Periodic Reporting for period 2 - COLING (Minority Languages, Major Opportunities.Collaborative Research, Community Engagement and Innovative Educational Tools)
Reporting period: 2020-01-01 to 2023-09-30
The objectives of the project include developing and sharing expert knowledge on language revitalization, which was realized in a series of workshops and summer schools where scholars, activists and other interested parties shared their best practices and worked to develop innovative revitalization methods.
Furthermore, the project aims to promote engaged collaboration among academic, non-profit and community-based organizations by organizing contact, workshops and secondments for researchers in various fields and language activists from all participating institutions.
A crucial aspect of the project is developing efficient teaching methodologies, teacher training, and curricula for minority languages to facilitate language learning/teaching, to promote the benefits of bi- and multilingualism and to encourage the preservation and appreciation of linguistic and cultural diversity of humanity. This includes developing an online platform focused on minority and endangered languages, online (easily accessible) dictionaries, materials and syllabi dedicated for specific languages and templates adaptable to any languages that are involved now or will join the project in the future.
In the long run, the project aims to achieve a multidisciplinary and coherent understanding of opportunities enclosed in minority languages. Indigenous knowledge (including ecological knowledge), medicine, psychology, art, law, history and linguistic expertise is a potential source of alternative solutions and innovative responses to the problems of the modern world.
The next step will be creating practical recommendations for language activist, NGO members and local authorities on actions that need to be taken in order to improve the level of societal and economic well-being in local communities. Those may include activities relevant to communities speaking minority and endangered languages, such as film festivals, photo competitions, expert debates, cultural events that promote embracing heritage identities and traditions.
The secondments allowed to run pilot projects on documentation of the endangered languages, community-based archives, and organizing language courses. Extensive sociolinguistic and historical research on the role of scripts, orthographies, and typefonts in the shaping of identities, ideologies, and language attitudes was carried out. This can also be a point of departure to investigate the local application of minority policy rules, the attitude to minority(ies) in local social environment and problems connected with codification of oral languages and cultures.
The research included studies of heritage language communities and their language preservation scenarios after migration, ancient pictorial manuscripts of Native American cultures, developing teaching materials and resources for small languages, building online resources, developing community-based pedagogies.
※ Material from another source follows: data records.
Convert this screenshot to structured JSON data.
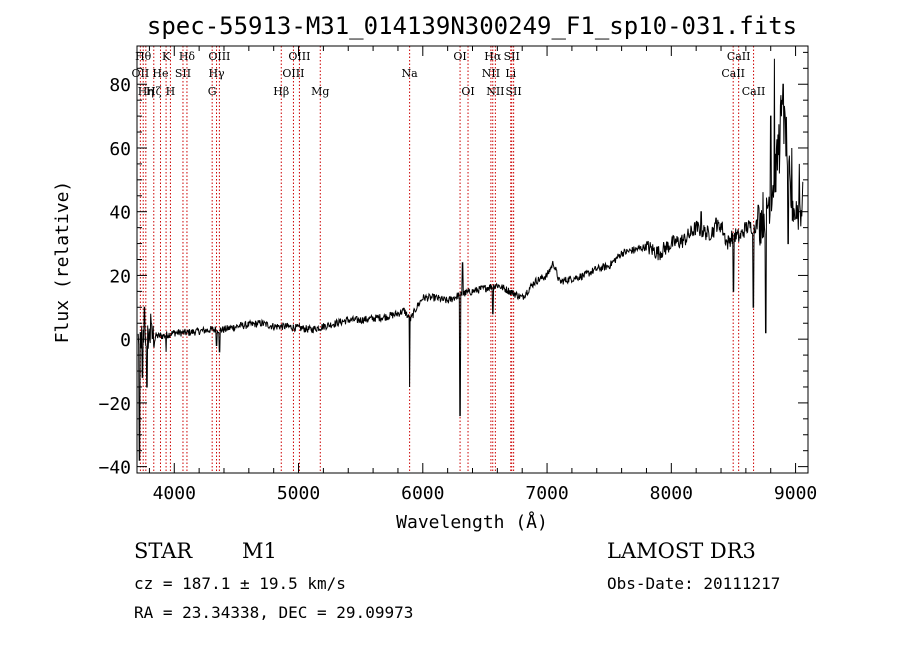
{
  "chart_data": {
    "type": "line",
    "title": "spec-55913-M31_014139N300249_F1_sp10-031.fits",
    "xlabel": "Wavelength (Å)",
    "ylabel": "Flux (relative)",
    "xlim": [
      3700,
      9100
    ],
    "ylim": [
      -42,
      92
    ],
    "xticks": [
      4000,
      5000,
      6000,
      7000,
      8000,
      9000
    ],
    "yticks": [
      -40,
      -20,
      0,
      20,
      40,
      60,
      80
    ],
    "line_color": "#000000",
    "marker_color": "#cc0000",
    "lines": [
      {
        "label": "Hθ",
        "wave": 3750,
        "row": 0
      },
      {
        "label": "OII",
        "wave": 3727,
        "row": 1
      },
      {
        "label": "Hη",
        "wave": 3771,
        "row": 2
      },
      {
        "label": "He",
        "wave": 3889,
        "row": 1
      },
      {
        "label": "Hζ",
        "wave": 3835,
        "row": 2
      },
      {
        "label": "K",
        "wave": 3934,
        "row": 0
      },
      {
        "label": "H",
        "wave": 3969,
        "row": 2
      },
      {
        "label": "SII",
        "wave": 4070,
        "row": 1
      },
      {
        "label": "Hδ",
        "wave": 4102,
        "row": 0
      },
      {
        "label": "OIII",
        "wave": 4363,
        "row": 0
      },
      {
        "label": "Hγ",
        "wave": 4340,
        "row": 1
      },
      {
        "label": "G",
        "wave": 4305,
        "row": 2
      },
      {
        "label": "Hβ",
        "wave": 4861,
        "row": 2
      },
      {
        "label": "OIII",
        "wave": 5007,
        "row": 0
      },
      {
        "label": "OIII",
        "wave": 4959,
        "row": 1
      },
      {
        "label": "Mg",
        "wave": 5175,
        "row": 2
      },
      {
        "label": "Na",
        "wave": 5894,
        "row": 1
      },
      {
        "label": "OI",
        "wave": 6300,
        "row": 0
      },
      {
        "label": "OI",
        "wave": 6364,
        "row": 2
      },
      {
        "label": "Hα",
        "wave": 6563,
        "row": 0
      },
      {
        "label": "NII",
        "wave": 6548,
        "row": 1
      },
      {
        "label": "NII",
        "wave": 6584,
        "row": 2
      },
      {
        "label": "SII",
        "wave": 6716,
        "row": 0
      },
      {
        "label": "Li",
        "wave": 6708,
        "row": 1
      },
      {
        "label": "SII",
        "wave": 6731,
        "row": 2
      },
      {
        "label": "CaII",
        "wave": 8542,
        "row": 0
      },
      {
        "label": "CaII",
        "wave": 8498,
        "row": 1
      },
      {
        "label": "CaII",
        "wave": 8662,
        "row": 2
      }
    ],
    "spectrum_continuum": [
      [
        3700,
        0
      ],
      [
        3800,
        1
      ],
      [
        3900,
        1
      ],
      [
        4000,
        2
      ],
      [
        4100,
        2
      ],
      [
        4200,
        2.5
      ],
      [
        4300,
        3
      ],
      [
        4400,
        3
      ],
      [
        4500,
        4
      ],
      [
        4600,
        4.5
      ],
      [
        4700,
        5
      ],
      [
        4800,
        4
      ],
      [
        4900,
        4
      ],
      [
        5000,
        3.5
      ],
      [
        5100,
        3
      ],
      [
        5200,
        4
      ],
      [
        5300,
        5
      ],
      [
        5400,
        6
      ],
      [
        5500,
        6
      ],
      [
        5600,
        6.5
      ],
      [
        5700,
        7
      ],
      [
        5800,
        8
      ],
      [
        5850,
        9
      ],
      [
        5900,
        6
      ],
      [
        5950,
        10
      ],
      [
        6000,
        13
      ],
      [
        6100,
        13
      ],
      [
        6200,
        12
      ],
      [
        6300,
        14
      ],
      [
        6400,
        15
      ],
      [
        6500,
        16
      ],
      [
        6600,
        17
      ],
      [
        6700,
        15
      ],
      [
        6800,
        13
      ],
      [
        6900,
        18
      ],
      [
        7000,
        20
      ],
      [
        7050,
        24
      ],
      [
        7100,
        18
      ],
      [
        7200,
        19
      ],
      [
        7300,
        20
      ],
      [
        7400,
        22
      ],
      [
        7500,
        23
      ],
      [
        7600,
        27
      ],
      [
        7700,
        28
      ],
      [
        7800,
        29
      ],
      [
        7900,
        27
      ],
      [
        8000,
        30
      ],
      [
        8100,
        31
      ],
      [
        8200,
        35
      ],
      [
        8300,
        33
      ],
      [
        8400,
        36
      ],
      [
        8450,
        30
      ],
      [
        8500,
        33
      ],
      [
        8550,
        32
      ],
      [
        8600,
        35
      ],
      [
        8700,
        36
      ],
      [
        8750,
        40
      ],
      [
        8800,
        45
      ],
      [
        8850,
        55
      ],
      [
        8880,
        70
      ],
      [
        8920,
        65
      ],
      [
        8960,
        45
      ],
      [
        9000,
        40
      ],
      [
        9050,
        42
      ]
    ],
    "spectrum_features": [
      {
        "wave": 3720,
        "flux": -38
      },
      {
        "wave": 3745,
        "flux": -12
      },
      {
        "wave": 3760,
        "flux": 10
      },
      {
        "wave": 3780,
        "flux": -15
      },
      {
        "wave": 3810,
        "flux": 8
      },
      {
        "wave": 3934,
        "flux": -4
      },
      {
        "wave": 4340,
        "flux": -2
      },
      {
        "wave": 4365,
        "flux": -4
      },
      {
        "wave": 5894,
        "flux": -15
      },
      {
        "wave": 6300,
        "flux": -24
      },
      {
        "wave": 6320,
        "flux": 24
      },
      {
        "wave": 6563,
        "flux": 8
      },
      {
        "wave": 8240,
        "flux": 40
      },
      {
        "wave": 8360,
        "flux": 38
      },
      {
        "wave": 8500,
        "flux": 15
      },
      {
        "wave": 8660,
        "flux": 10
      },
      {
        "wave": 8700,
        "flux": 42
      },
      {
        "wave": 8760,
        "flux": 2
      },
      {
        "wave": 8800,
        "flux": 70
      },
      {
        "wave": 8830,
        "flux": 88
      },
      {
        "wave": 8870,
        "flux": 52
      },
      {
        "wave": 8900,
        "flux": 80
      },
      {
        "wave": 8940,
        "flux": 30
      },
      {
        "wave": 8970,
        "flux": 60
      },
      {
        "wave": 9000,
        "flux": 38
      },
      {
        "wave": 9030,
        "flux": 55
      }
    ]
  },
  "info": {
    "object_class": "STAR",
    "subclass": "M1",
    "survey": "LAMOST DR3",
    "cz": "cz = 187.1 ± 19.5 km/s",
    "obs_date": "Obs-Date: 20111217",
    "coords": "RA =  23.34338, DEC =  29.09973"
  }
}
Activities focused also on developing skills to encourage and empower community members, for example by training teachers and students in the use of audio and video equipment, protocols for the transcription and translation of recordings, digital tools, social media and best practices.
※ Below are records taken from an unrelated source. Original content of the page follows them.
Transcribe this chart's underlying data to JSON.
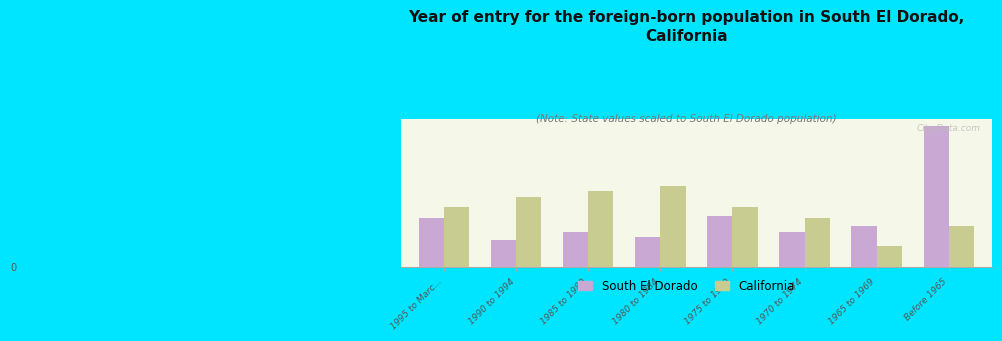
{
  "title": "Year of entry for the foreign-born population in South El Dorado,\nCalifornia",
  "subtitle": "(Note: State values scaled to South El Dorado population)",
  "categories": [
    "1995 to Marc...",
    "1990 to 1994",
    "1985 to 1989",
    "1980 to 1984",
    "1975 to 1979",
    "1970 to 1974",
    "1965 to 1969",
    "Before 1965"
  ],
  "south_el_dorado": [
    18,
    10,
    13,
    11,
    19,
    13,
    15,
    52
  ],
  "california": [
    22,
    26,
    28,
    30,
    22,
    18,
    8,
    15
  ],
  "bar_color_sed": "#c9a8d4",
  "bar_color_ca": "#c8cc90",
  "background_color": "#00e5ff",
  "plot_bg": "#f5f7e8",
  "watermark": "City-Data.com",
  "legend_sed": "South El Dorado",
  "legend_ca": "California",
  "bar_width": 0.35,
  "title_fontsize": 11,
  "subtitle_fontsize": 7.5
}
New teaching materials were developed for a number of languages involved in the project, including textbooks, educational games, online resources, flashcards, which may serve as templates for the development of materials in other languages after they have been extensively tested in workshops organized as part of the project’s events.
Great emphasis is placed on the cooperation with local communities to help them in their efforts to revitalize and document their heritage languages and promote local scholarship and development.
Other areas covered included discrimination of non-native speakers in the dominant society, indigenous culture and performance art, stereotypes in art, language ideologies and attitudes, orthographies, the role of museology in the maintenance and revitalization of endangered languages and cultures, indigenous epistemologies, legal protection of the intellectual property of indigenous peoples.
The research program strives to understand the dynamics of intergenerational knowledge transfer and recognizes that language communities and scholars have a mutual interest in documenting, revitalizing and sustaining languages and the knowledge embedded in them.
COLING members were able to develop teaching materials that were missing before our project. The Colingua online platform (www.colingua.eu) will serve as a useful tool both for presenting practical educational materials and best practices.
The project also had a significant impact on communities speaking endangered languages. In particular, the pilot programs on pre-school education in Nahuatl can lead to long term cooperation and establishing innovative teaching methods. The work on reading Mixtec Codices in Mixtec Language was very well received and can be adopted in different contexts.
It is important to notice that the project impact is also reflected by the active participation in the 2019 UNESCO Year of Indigenous Languages. The language diversity week in Warsaw and the first indigenous film festival allowed us to engage directly with about 800 people in the audience (often with panel discussions about the screenings) and communicate the need to preserve linguistic diversity to 1,3 million people.
The Language Diversity Week also included a series of workshops for kids focussing on the ancient Maya script and base-20 counting system, which firstly provided an opportunity to test some of the methodologies developed by our team, and secondly to promote and disseminate knowledge of lesser known cultures.
An essential part of our activities focuses on improving the standards of protection of language rights. The COLING project co-hosted an expert debate and young activist panel with the polish Commissioner of Human Rights.